As someone who reads crime fiction to relax, Tresnjak is looking forward to “Rear Window,” which he says will be “more gritty and less glamorous” than the Hitchcock classic. No Grace Kelly type will be coming to the rescue of the invalid photographer who in playwright Keith Reddin’s version is an alcoholic and gets assistance from a young African American who must not only elude the killer but also fend off racist cops.
“It’s a stage thriller but oddly resonant and unsettling,” says Tresnjak of the production, which premieres this fall at Hartford.
From the noir cityscape of New York, he pivots to the world of “Anastasia,” which will open in May. The new musical features a book by Terrence McNally, and Lynn Ahrens and Stephen Flaherty have written 18 new songs to supplement the six they wrote for the 1997 animated film of the same name.
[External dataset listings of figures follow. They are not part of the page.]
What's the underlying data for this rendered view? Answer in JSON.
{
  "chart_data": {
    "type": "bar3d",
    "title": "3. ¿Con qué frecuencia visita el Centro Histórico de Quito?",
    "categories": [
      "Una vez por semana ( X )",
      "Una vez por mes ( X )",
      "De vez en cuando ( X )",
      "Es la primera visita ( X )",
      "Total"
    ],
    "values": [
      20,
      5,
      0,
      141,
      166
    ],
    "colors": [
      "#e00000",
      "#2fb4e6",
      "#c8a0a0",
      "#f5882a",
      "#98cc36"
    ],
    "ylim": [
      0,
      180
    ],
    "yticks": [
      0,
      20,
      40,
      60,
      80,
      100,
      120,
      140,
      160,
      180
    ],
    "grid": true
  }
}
The show was inspired by the real-life story of Anna Anderson, who said she was the youngest daughter of Nicholas II and his wife Alexandra and claimed to have survived the murder of her family in 1918. With the advent of DNA testing, Anderson was proved an impostor in 1991, but Tresnjak says that is irrelevant to their story.
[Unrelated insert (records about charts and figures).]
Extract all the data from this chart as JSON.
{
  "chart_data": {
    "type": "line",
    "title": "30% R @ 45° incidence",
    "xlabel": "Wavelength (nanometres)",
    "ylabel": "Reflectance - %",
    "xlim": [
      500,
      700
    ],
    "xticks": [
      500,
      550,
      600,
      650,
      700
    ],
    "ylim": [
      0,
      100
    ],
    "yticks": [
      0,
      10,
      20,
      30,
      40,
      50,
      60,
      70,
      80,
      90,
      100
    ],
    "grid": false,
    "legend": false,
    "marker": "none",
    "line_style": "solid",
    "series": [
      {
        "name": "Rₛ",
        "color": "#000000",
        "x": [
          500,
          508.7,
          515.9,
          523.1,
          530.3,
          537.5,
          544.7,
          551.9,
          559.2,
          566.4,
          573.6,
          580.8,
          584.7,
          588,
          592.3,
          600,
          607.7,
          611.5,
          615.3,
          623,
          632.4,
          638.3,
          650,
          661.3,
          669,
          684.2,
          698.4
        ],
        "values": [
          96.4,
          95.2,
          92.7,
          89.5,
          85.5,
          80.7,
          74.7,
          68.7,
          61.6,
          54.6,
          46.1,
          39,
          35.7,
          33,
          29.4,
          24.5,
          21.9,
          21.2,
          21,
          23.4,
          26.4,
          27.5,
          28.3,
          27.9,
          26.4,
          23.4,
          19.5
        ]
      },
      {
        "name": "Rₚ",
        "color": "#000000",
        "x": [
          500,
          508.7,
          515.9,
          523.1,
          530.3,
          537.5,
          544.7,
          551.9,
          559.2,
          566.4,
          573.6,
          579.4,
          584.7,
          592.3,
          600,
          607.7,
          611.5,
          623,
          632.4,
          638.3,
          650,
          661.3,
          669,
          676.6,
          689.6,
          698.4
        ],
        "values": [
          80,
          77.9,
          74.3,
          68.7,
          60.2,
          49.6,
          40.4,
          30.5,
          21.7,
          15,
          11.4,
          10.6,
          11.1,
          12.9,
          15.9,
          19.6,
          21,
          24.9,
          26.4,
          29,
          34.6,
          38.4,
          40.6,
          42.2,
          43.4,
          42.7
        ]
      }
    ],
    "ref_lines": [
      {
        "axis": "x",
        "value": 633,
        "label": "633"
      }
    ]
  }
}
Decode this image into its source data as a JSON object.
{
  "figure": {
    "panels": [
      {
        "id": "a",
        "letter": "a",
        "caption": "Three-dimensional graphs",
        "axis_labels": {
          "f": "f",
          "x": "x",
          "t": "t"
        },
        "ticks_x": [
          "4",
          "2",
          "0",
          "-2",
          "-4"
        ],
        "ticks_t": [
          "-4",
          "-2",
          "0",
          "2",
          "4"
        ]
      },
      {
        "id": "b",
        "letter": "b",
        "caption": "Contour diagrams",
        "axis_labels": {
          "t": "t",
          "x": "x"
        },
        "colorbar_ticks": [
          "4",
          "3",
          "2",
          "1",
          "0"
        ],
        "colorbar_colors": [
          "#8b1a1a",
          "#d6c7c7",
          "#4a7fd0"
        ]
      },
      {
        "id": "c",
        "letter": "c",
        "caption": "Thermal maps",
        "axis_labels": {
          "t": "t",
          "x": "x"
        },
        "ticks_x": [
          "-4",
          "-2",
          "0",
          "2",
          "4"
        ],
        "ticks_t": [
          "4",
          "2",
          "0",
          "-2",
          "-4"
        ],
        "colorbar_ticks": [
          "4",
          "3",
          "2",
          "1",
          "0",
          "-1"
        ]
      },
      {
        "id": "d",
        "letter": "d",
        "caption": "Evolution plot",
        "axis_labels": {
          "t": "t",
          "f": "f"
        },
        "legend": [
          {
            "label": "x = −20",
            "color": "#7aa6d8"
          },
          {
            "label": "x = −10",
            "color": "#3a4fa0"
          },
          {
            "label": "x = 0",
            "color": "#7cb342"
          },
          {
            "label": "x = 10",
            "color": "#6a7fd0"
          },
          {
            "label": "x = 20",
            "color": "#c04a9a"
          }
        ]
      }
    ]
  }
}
“A fabrication gave birth to a modern romance and what matters is our need to believe in these stories,” says Tresnjak, drawing a comparison between “Anastasia” and “The Winter’s Tale” and “Pericles,” the Shakespearean plays with which he launched his career.
“They feature painful separations across time and space, long voyages, and improbable yet heartbreaking reunions,” Tresnjak says. “I suspect that everyone, and especially immigrant children, have a need to believe in stories like these.”